Key research questions
Content
- What is the ‘acquis’ in labour rights and the social protection of workers at the onset of the pandemic in Delhi, Kerala (India) and Sri Lanka?
- What has been the effect of the pandemic on the social protection of workers in Delhi, Kerala, (India) and Sri Lanka? Do we see a reinforcement of existing labour protection regimes or the parallel erosion of labour rights across all cases?
- What is the effect of centralization (India) and militarization (Sri Lanka) on labour protection? How is (organized and unorganised) labour responding to such shifts and changes?
- What explains cross-case and within case temporal and regional variations in the trajectory of labour protection regimes since the pandemic.
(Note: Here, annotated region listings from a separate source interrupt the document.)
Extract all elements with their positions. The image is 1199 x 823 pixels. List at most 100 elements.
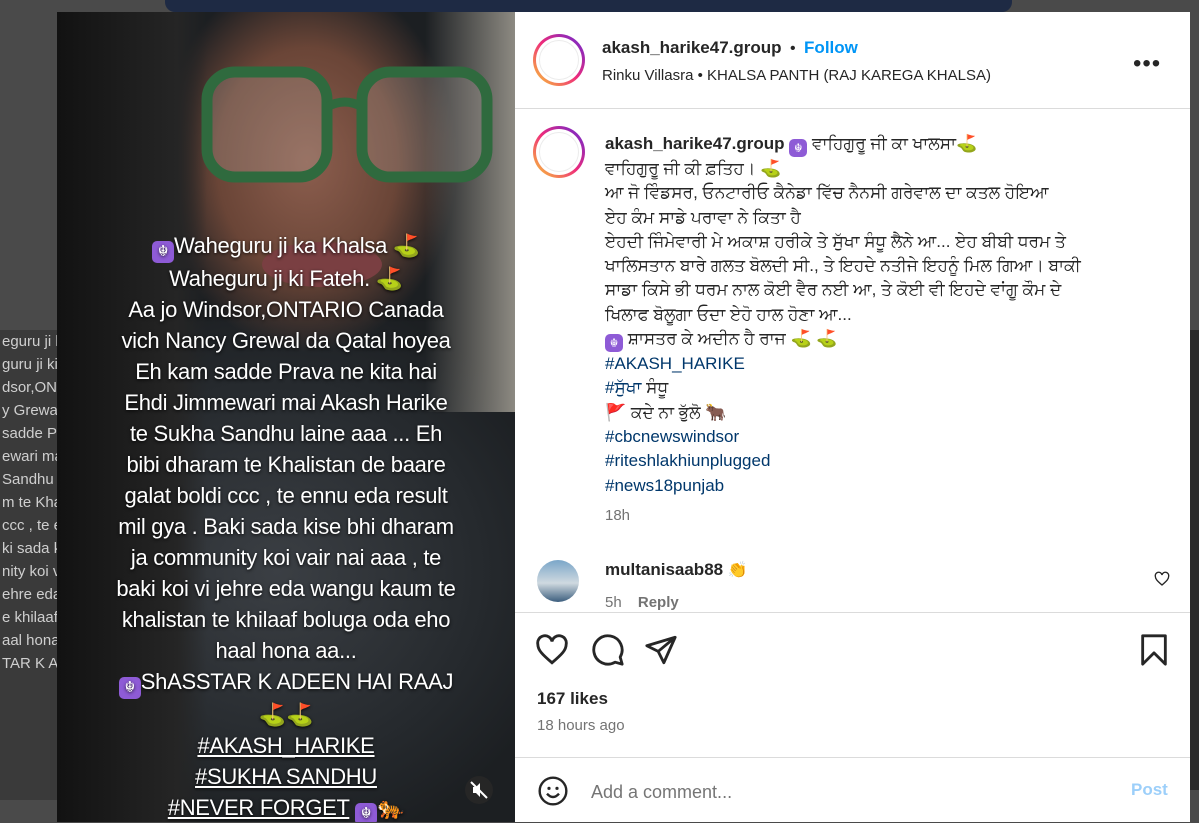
audio-line[interactable]: Rinku Villasra • KHALSA PANTH (RAJ KAREG… <box>602 67 991 84</box>
comment-heart-icon[interactable] <box>1154 571 1170 587</box>
post-detail-panel: akash_harike47.group • Follow Rinku Vill… <box>515 12 1190 822</box>
overlay-line: te Sukha Sandhu laine aaa ... Eh <box>129 421 443 446</box>
golf-flag-icon: ⛳ <box>375 266 403 291</box>
comment-username[interactable]: multanisaab88 <box>605 560 723 579</box>
golf-flag-icon: ⛳ <box>392 233 420 258</box>
comment-meta: 5h Reply <box>605 594 679 611</box>
caption-username[interactable]: akash_harike47.group <box>605 134 785 153</box>
media-text-overlay: ☬ Waheguru ji ka Khalsa ⛳ Waheguru ji ki … <box>57 230 515 822</box>
background-top-bar <box>165 0 1012 12</box>
overlay-line: ☬ ShASSTAR K ADEEN HAI RAAJ <box>57 666 515 699</box>
overlay-line: mil gya . Baki sada kise bhi dharam <box>118 514 454 539</box>
add-comment-bar: Post <box>515 757 1190 823</box>
background-text-fragment: eguru ji k <box>2 333 60 350</box>
caption-line: ਖਾਲਿਸਤਾਨ ਬਾਰੇ ਗਲਤ ਬੋਲਦੀ ਸੀ., ਤੇ ਇਹਦੇ ਨਤੀ… <box>605 256 1081 276</box>
post-timestamp: 18 hours ago <box>537 717 625 734</box>
share-icon[interactable] <box>644 633 678 667</box>
reply-button[interactable]: Reply <box>638 594 679 611</box>
background-text-fragment: ewari ma <box>2 448 60 465</box>
bookmark-icon[interactable] <box>1137 633 1171 667</box>
overlay-flags: ⛳⛳ <box>258 702 314 727</box>
overlay-line: ☬ Waheguru ji ka Khalsa ⛳ <box>57 230 515 263</box>
header-username[interactable]: akash_harike47.group <box>602 38 782 57</box>
caption-line: ਸਾਡਾ ਕਿਸੇ ਭੀ ਧਰਮ ਨਾਲ ਕੋਈ ਵੈਰ ਨਈ ਆ, ਤੇ ਕੋ… <box>605 280 1062 300</box>
hashtag-link[interactable]: #cbcnewswindsor <box>605 427 739 446</box>
post-media[interactable]: ☬ Waheguru ji ka Khalsa ⛳ Waheguru ji ki … <box>57 12 515 822</box>
avatar-image <box>539 132 579 172</box>
caption-line: ਏਹਦੀ ਜਿੰਮੇਵਾਰੀ ਮੇ ਅਕਾਸ਼ ਹਰੀਕੇ ਤੇ ਸੁੱਖਾ ਸ… <box>605 231 1066 251</box>
comment-input[interactable] <box>589 776 1073 808</box>
khanda-icon: ☬ <box>118 677 141 699</box>
caption-text: ਕਦੇ ਨਾ ਭੁੱਲੋ <box>630 402 701 422</box>
comment-avatar[interactable] <box>537 560 579 602</box>
overlay-line: Waheguru ji ki Fateh. ⛳ <box>169 266 403 291</box>
background-text-fragment: Sandhu <box>2 471 54 488</box>
clap-icon: 👏 <box>727 562 748 579</box>
caption-avatar[interactable] <box>533 126 585 178</box>
khanda-icon: ☬ <box>355 803 378 822</box>
overlay-line: bibi dharam te Khalistan de baare <box>126 452 446 477</box>
overlay-line: baki koi vi jehre eda wangu kaum te <box>116 576 456 601</box>
ox-icon: 🐂 <box>705 402 727 422</box>
header-title-row: akash_harike47.group • Follow <box>602 38 858 58</box>
avatar[interactable] <box>533 34 585 86</box>
overlay-line: Ehdi Jimmewari mai Akash Harike <box>124 390 448 415</box>
post-caption: akash_harike47.group ☬ ਵਾਹਿਗੁਰੂ ਜੀ ਕਾ ਖਾ… <box>605 132 1155 528</box>
caption-line: #ਸੁੱਖਾ ਸੰਧੂ <box>605 376 1155 400</box>
caption-line: ਖਿਲਾਫ ਬੋਲੂਗਾ ਓਦਾ ਏਹੋ ਹਾਲ ਹੋਣਾ ਆ... <box>605 304 852 324</box>
golf-flag-icon: ⛳ ⛳ <box>790 329 838 349</box>
header-dot: • <box>789 40 796 57</box>
hashtag-link[interactable]: #riteshlakhiunplugged <box>605 451 770 470</box>
background-text-fragment: ehre eda <box>2 586 60 603</box>
caption-line: #riteshlakhiunplugged <box>605 449 1155 473</box>
overlay-line: #NEVER FORGET ☬ 🐅 <box>57 792 515 822</box>
background-text-fragments: eguru ji k guru ji ki dsor,ONT y Grewal sadd… <box>0 330 60 800</box>
likes-count[interactable]: 167 likes <box>537 689 608 709</box>
caption-timestamp[interactable]: 18h <box>605 504 1155 528</box>
post-header: akash_harike47.group • Follow Rinku Vill… <box>515 12 1190 109</box>
hashtag-link[interactable]: #news18punjab <box>605 476 724 495</box>
khanda-icon: ☬ <box>152 241 175 263</box>
background-text-fragment: TAR K AD <box>2 655 60 672</box>
background-right-edge <box>1190 330 1199 790</box>
background-text-fragment: nity koi v <box>2 563 60 580</box>
comment-time[interactable]: 5h <box>605 594 622 611</box>
khanda-icon: ☬ <box>605 334 623 353</box>
background-text-fragment: m te Kha <box>2 494 60 511</box>
overlay-line: haal hona aa... <box>215 638 357 663</box>
caption-first-line: akash_harike47.group ☬ ਵਾਹਿਗੁਰੂ ਜੀ ਕਾ ਖਾ… <box>605 132 1155 157</box>
more-icon: ••• <box>1133 50 1162 77</box>
caption-text: ਸੰਧੂ <box>646 378 669 398</box>
background-text-fragment: guru ji ki <box>2 356 58 373</box>
tiger-icon: 🐅 <box>377 795 405 820</box>
caption-line: 🚩 ਕਦੇ ਨਾ ਭੁੱਲੋ 🐂 <box>605 401 1155 425</box>
overlay-line: galat boldi ccc , te ennu eda result <box>124 483 448 508</box>
hashtag-link[interactable]: #ਸੁੱਖਾ <box>605 378 641 397</box>
overlay-hashtag: #AKASH_HARIKE <box>197 733 375 758</box>
follow-button[interactable]: Follow <box>804 38 858 57</box>
overlay-line: Eh kam sadde Prava ne kita hai <box>135 359 437 384</box>
glasses-image <box>201 66 493 183</box>
comment-icon[interactable] <box>591 633 625 667</box>
caption-text: ਵਾਹਿਗੁਰੂ ਜੀ ਕਾ ਖਾਲਸਾ <box>812 134 956 153</box>
overlay-line: khalistan te khilaaf boluga oda eho <box>121 607 451 632</box>
hashtag-link[interactable]: #AKASH_HARIKE <box>605 354 745 373</box>
caption-line: ਏਹ ਕੰਮ ਸਾਡੇ ਪਰਾਵਾ ਨੇ ਕਿਤਾ ਹੈ <box>605 207 801 227</box>
post-comment-button[interactable]: Post <box>1131 780 1168 800</box>
background-text-fragment: sadde Pra <box>2 425 60 442</box>
overlay-line: ja community koi vair nai aaa , te <box>130 545 442 570</box>
overlay-line: Aa jo Windsor,ONTARIO Canada <box>128 297 444 322</box>
emoji-icon[interactable] <box>537 775 569 807</box>
overlay-line: vich Nancy Grewal da Qatal hoyea <box>121 328 451 353</box>
more-options-button[interactable]: ••• <box>1133 50 1161 78</box>
background-text-fragment: ki sada k <box>2 540 60 557</box>
comment-row: multanisaab88 👏 <box>605 560 747 580</box>
background-text-fragment: aal hona <box>2 632 60 649</box>
mute-icon <box>470 781 488 799</box>
background-text-fragment: y Grewal <box>2 402 60 419</box>
heart-icon[interactable] <box>535 633 569 667</box>
caption-line: #AKASH_HARIKE <box>605 352 1155 376</box>
overlay-hashtag: #SUKHA SANDHU <box>195 764 377 789</box>
mute-button[interactable] <box>465 776 493 804</box>
caption-line: #news18punjab <box>605 474 1155 498</box>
The most notable factors to look out for are:
- different labour market characteristics: do distinctions between primary, secondary and tertiary sector employment together with casual and migrant work generate the need for distinct social protection mechanisms?
- strength and cohesiveness of organized labour: Do the differently placed union strengths in the distinction locations for India (Kerala and Delhi) and Sri Lanka weigh more heavily on the state’s response to COVID-19, generating differentiated and/or deeper universal worker protection policies?
- access of organized labour to political power: To what extent has organized labour played a key role in mediating state-capital-labour relations in the current context? What forms do they take within the CoVID-19 crisis? Is there a politicization, ethnicization or ethno-nationalization of unions that may have strengthened or diluted social provisioning during the crisis?